Jan van Eyck, court painter to Philip the Good, Duke of Burgundy, was the most technically accomplished painter of the fifteenth century and the artist who established oil painting as the supreme medium of European art. Working in Bruges from the late 1420s until his death in 1441, van Eyck developed a method of building up translucent glazes of oil paint that achieved an almost gemlike luminosity — surfaces that seemed to glow from within, rendering every detail of the visible world with a precision that no painter had previously attempted.
The Ghent Altarpiece (completed 1432), begun by his brother Hubert and finished by Jan, is one of the most ambitious paintings ever created: a multi-panelled polyptych whose open state reveals the Adoration of the Mystic Lamb in a vast, flower-strewn landscape of crystalline clarity. The Arnolfini Portrait (1434) remains one of the most discussed paintings in art history — a double portrait of a merchant and his wife in a Bruges interior, filled with symbolic objects reflected in a convex mirror, signed with the enigmatic inscription “Jan van Eyck was here.”

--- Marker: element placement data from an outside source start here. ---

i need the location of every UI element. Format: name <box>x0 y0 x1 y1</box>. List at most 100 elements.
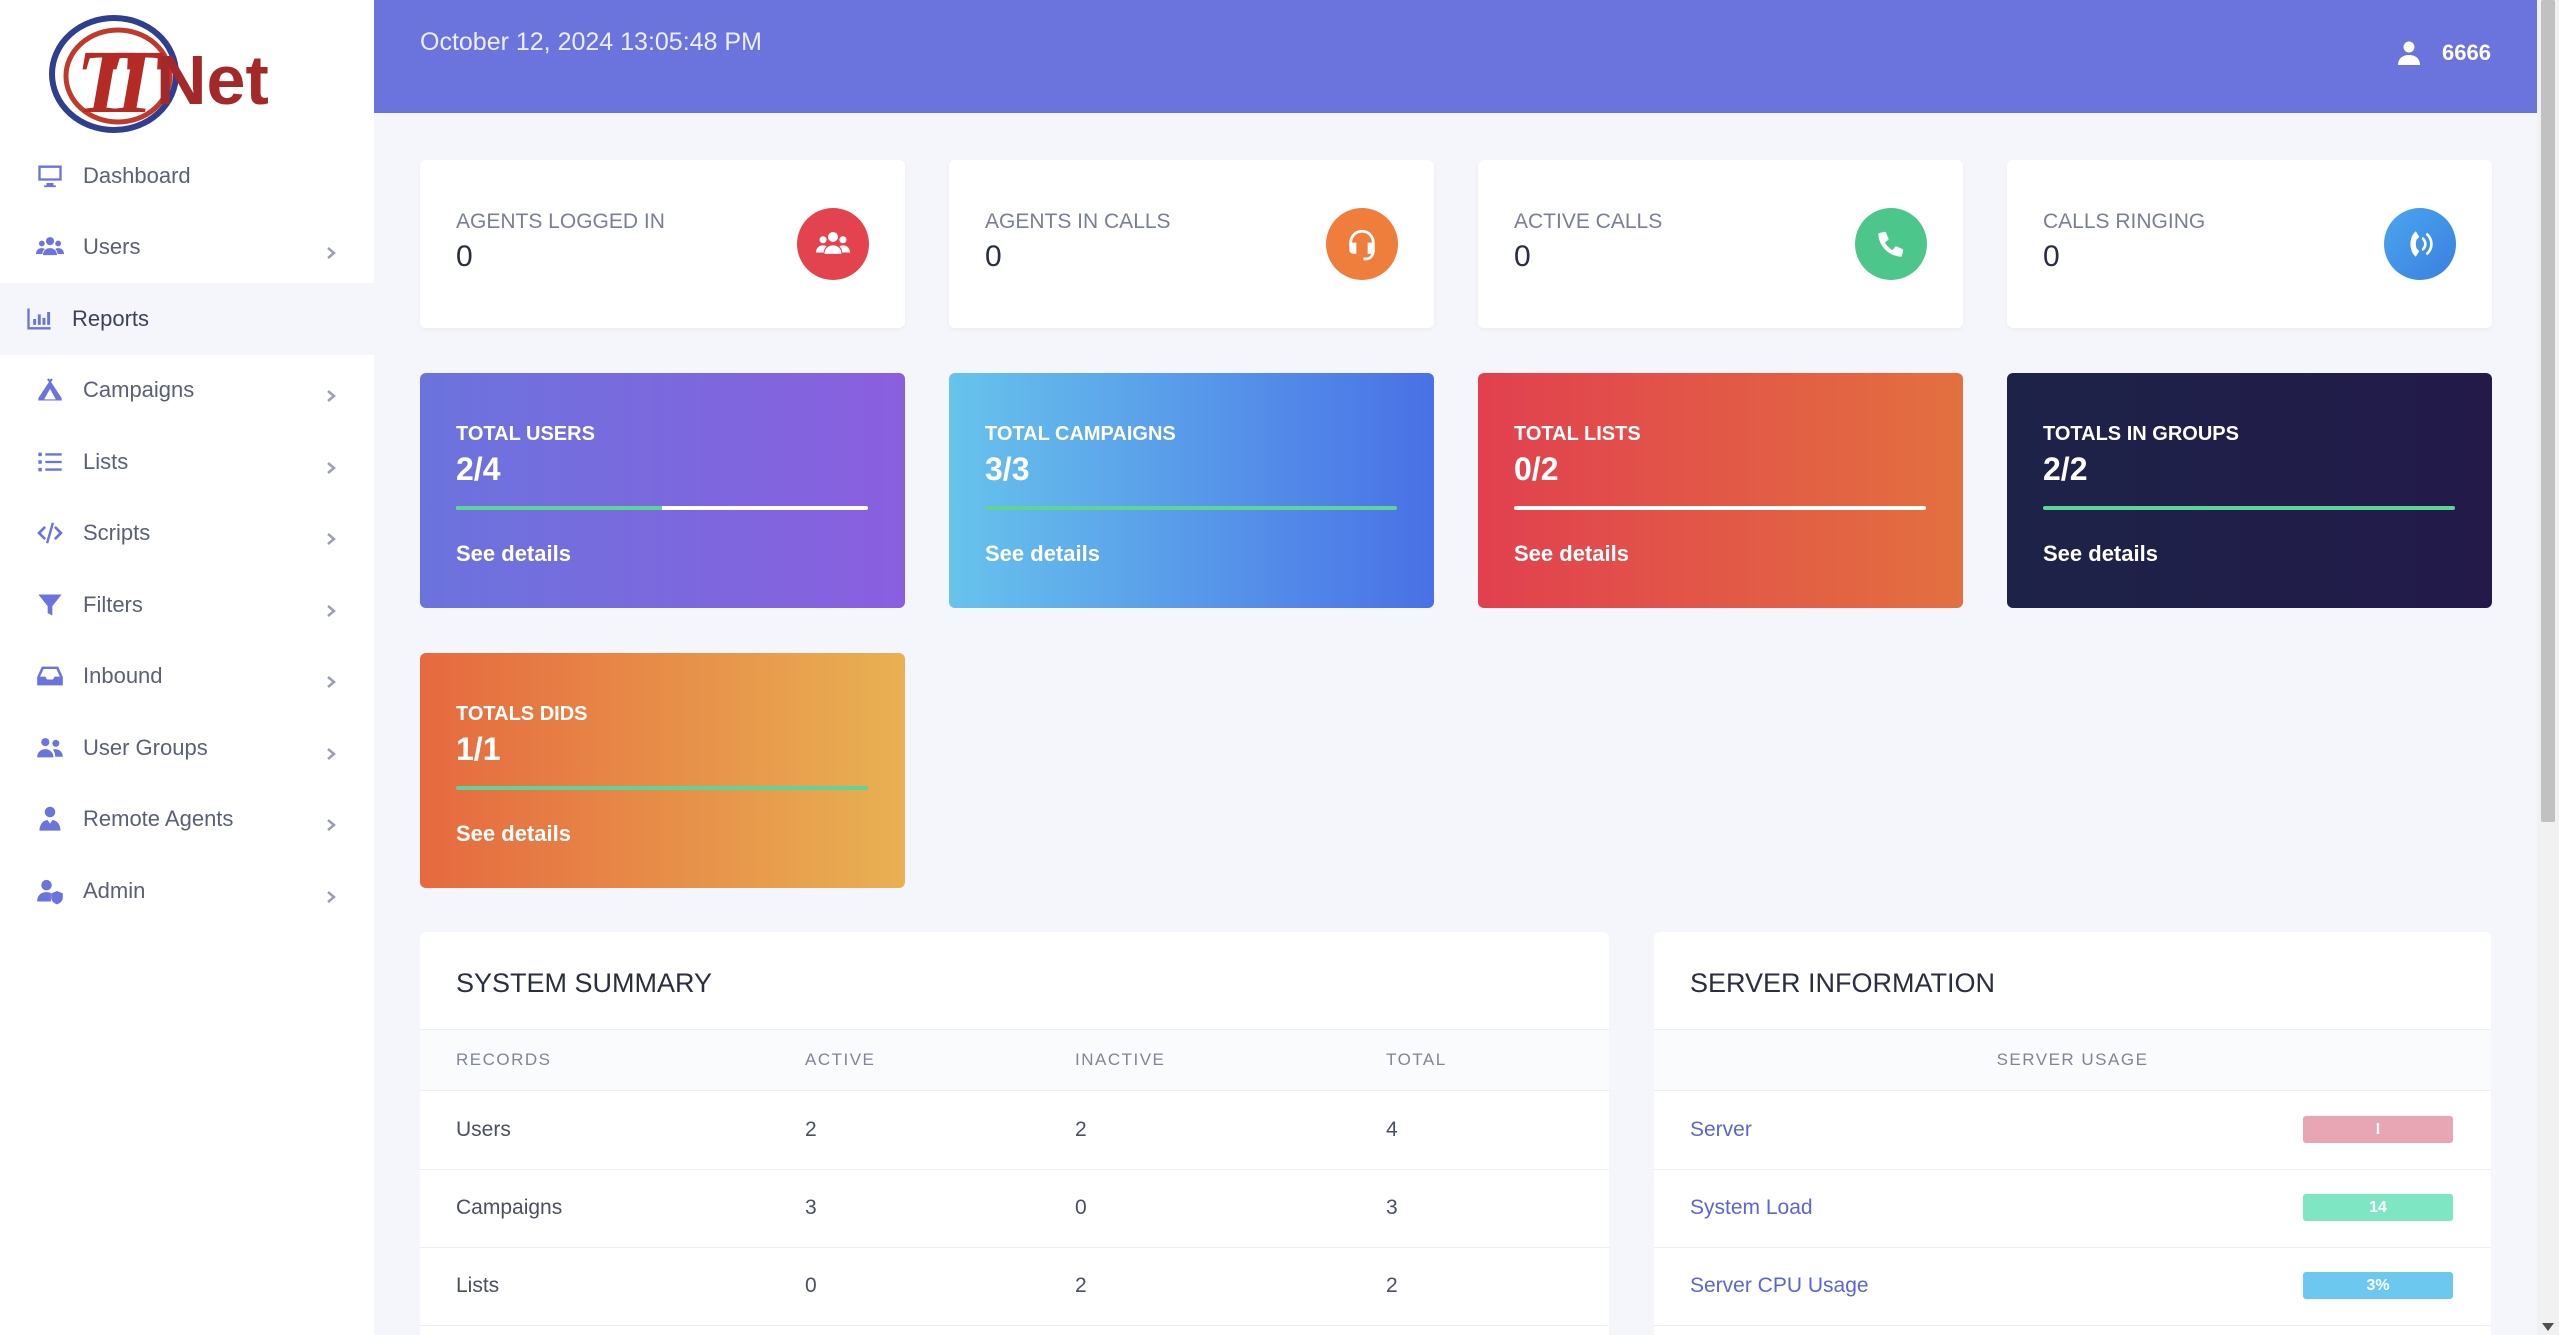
totals-dids-card: TOTALS DIDS 1/1 See details <box>420 653 905 888</box>
stat-value: 0 <box>985 240 1002 273</box>
cell-records: Lists <box>456 1274 500 1297</box>
sidebar-item-lists[interactable]: Lists <box>0 426 374 498</box>
card-label: TOTAL CAMPAIGNS <box>985 423 1176 445</box>
table-header: RECORDS ACTIVE INACTIVE TOTAL <box>420 1029 1609 1091</box>
chevron-right-icon <box>324 598 338 617</box>
sidebar-item-inbound[interactable]: Inbound <box>0 641 374 713</box>
sidebar-item-remote-agents[interactable]: Remote Agents <box>0 784 374 856</box>
sidebar-item-admin[interactable]: Admin <box>0 855 374 927</box>
sidebar-item-filters[interactable]: Filters <box>0 569 374 641</box>
see-details-link[interactable]: See details <box>456 821 571 846</box>
see-details-link[interactable]: See details <box>985 541 1100 566</box>
cell-inactive: 2 <box>1075 1118 1087 1141</box>
card-label: TOTALS IN GROUPS <box>2043 423 2239 445</box>
list-icon <box>35 447 65 477</box>
column-header: INACTIVE <box>1075 1050 1166 1069</box>
column-header: ACTIVE <box>805 1050 876 1069</box>
sidebar-item-campaigns[interactable]: Campaigns <box>0 355 374 427</box>
stat-card-active-calls: ACTIVE CALLS 0 <box>1478 160 1963 328</box>
table-row: Campaigns 3 0 3 <box>420 1170 1609 1248</box>
sidebar-item-scripts[interactable]: Scripts <box>0 498 374 570</box>
usage-badge: 14 <box>2303 1194 2453 1221</box>
chevron-right-icon <box>324 526 338 546</box>
totals-in-groups-card: TOTALS IN GROUPS 2/2 See details <box>2007 373 2492 608</box>
usage-badge: 3% <box>2303 1272 2453 1299</box>
cell-active: 3 <box>805 1196 817 1219</box>
cell-records: Users <box>456 1118 511 1141</box>
sidebar-item-label: Campaigns <box>83 377 195 403</box>
stat-value: 0 <box>2043 240 2060 273</box>
sidebar-item-user-groups[interactable]: User Groups <box>0 712 374 784</box>
total-campaigns-card: TOTAL CAMPAIGNS 3/3 See details <box>949 373 1434 608</box>
sidebar: T T Net Dashboard Users Reports Campaign… <box>0 0 374 1335</box>
progress-bar <box>456 786 868 790</box>
sidebar-item-dashboard[interactable]: Dashboard <box>0 140 374 212</box>
scrollbar-thumb[interactable] <box>2541 0 2555 822</box>
current-datetime: October 12, 2024 13:05:48 PM <box>420 28 762 56</box>
cpu-usage-link[interactable]: Server CPU Usage <box>1690 1274 1869 1297</box>
card-label: TOTAL LISTS <box>1514 423 1641 445</box>
table-header: SERVER USAGE <box>1654 1029 2491 1091</box>
user-icon <box>2398 41 2421 65</box>
sidebar-item-label: User Groups <box>83 734 208 760</box>
card-value: 1/1 <box>456 731 501 767</box>
system-load-link[interactable]: System Load <box>1690 1196 1813 1219</box>
total-lists-card: TOTAL LISTS 0/2 See details <box>1478 373 1963 608</box>
stat-card-calls-ringing: CALLS RINGING 0 <box>2007 160 2492 328</box>
panel-title: SERVER INFORMATION <box>1690 968 1996 998</box>
sidebar-item-label: Dashboard <box>83 162 191 188</box>
progress-bar <box>985 506 1397 510</box>
user-shield-icon <box>35 876 65 906</box>
server-link[interactable]: Server <box>1690 1118 1752 1141</box>
column-header: SERVER USAGE <box>1996 1050 2149 1069</box>
sidebar-item-label: Reports <box>72 305 150 331</box>
username: 6666 <box>2442 40 2491 65</box>
phone-volume-icon <box>2384 208 2456 280</box>
scroll-down-arrow-icon[interactable] <box>2542 1323 2554 1331</box>
svg-text:T: T <box>76 33 134 132</box>
phone-icon <box>1855 208 1927 280</box>
chevron-right-icon <box>324 669 338 689</box>
cell-total: 4 <box>1386 1118 1398 1141</box>
user-group-icon <box>35 733 65 763</box>
chevron-right-icon <box>324 383 338 403</box>
card-label: TOTAL USERS <box>456 423 595 445</box>
cell-active: 0 <box>805 1274 817 1297</box>
chevron-right-icon <box>324 741 338 760</box>
card-value: 3/3 <box>985 451 1030 487</box>
sidebar-item-label: Admin <box>83 877 146 903</box>
stat-card-agents-logged-in: AGENTS LOGGED IN 0 <box>420 160 905 328</box>
see-details-link[interactable]: See details <box>1514 541 1629 566</box>
stat-label: AGENTS IN CALLS <box>985 210 1171 233</box>
see-details-link[interactable]: See details <box>2043 541 2158 566</box>
svg-text:T: T <box>106 33 164 132</box>
vertical-scrollbar[interactable] <box>2537 0 2559 1335</box>
sidebar-item-reports[interactable]: Reports <box>0 283 374 355</box>
chevron-right-icon <box>324 812 338 832</box>
bar-chart-icon <box>24 304 54 334</box>
sidebar-item-label: Remote Agents <box>83 806 234 832</box>
stat-label: AGENTS LOGGED IN <box>456 210 665 233</box>
table-row: Lists 0 2 2 <box>420 1248 1609 1326</box>
chevron-right-icon <box>324 884 338 903</box>
ttnet-logo[interactable]: T T Net <box>44 14 304 134</box>
inbox-icon <box>35 661 65 691</box>
sidebar-item-users[interactable]: Users <box>0 212 374 284</box>
column-header: TOTAL <box>1386 1050 1447 1069</box>
chevron-right-icon <box>324 455 338 474</box>
users-icon <box>35 232 65 262</box>
code-icon <box>35 518 65 548</box>
monitor-icon <box>35 161 65 191</box>
panel-title: SYSTEM SUMMARY <box>456 968 713 998</box>
user-menu[interactable]: 6666 <box>2398 40 2491 66</box>
progress-bar <box>456 506 868 510</box>
system-summary-panel: SYSTEM SUMMARY RECORDS ACTIVE INACTIVE T… <box>420 932 1609 1335</box>
cell-inactive: 2 <box>1075 1274 1087 1297</box>
stat-label: CALLS RINGING <box>2043 210 2206 233</box>
card-label: TOTALS DIDS <box>456 703 588 725</box>
see-details-link[interactable]: See details <box>456 541 571 566</box>
sidebar-item-label: Users <box>83 234 141 260</box>
top-header: October 12, 2024 13:05:48 PM 6666 <box>374 0 2537 113</box>
table-row: Server CPU Usage 3% <box>1654 1248 2491 1326</box>
stat-value: 0 <box>1514 240 1531 273</box>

Van Eyck’s influence was immediate and far-reaching. Italian painters were astonished by the Flemish technique: Vasari (incorrectly) credited him with inventing oil painting altogether. His microscopic naturalism — the individual hairs of a fur collar, the reflections in a suit of armour, the veins in a marble column — represented a way of seeing the world that was no less revolutionary than Masaccio’s perspective, and his legacy runs through the entire tradition of Northern European painting.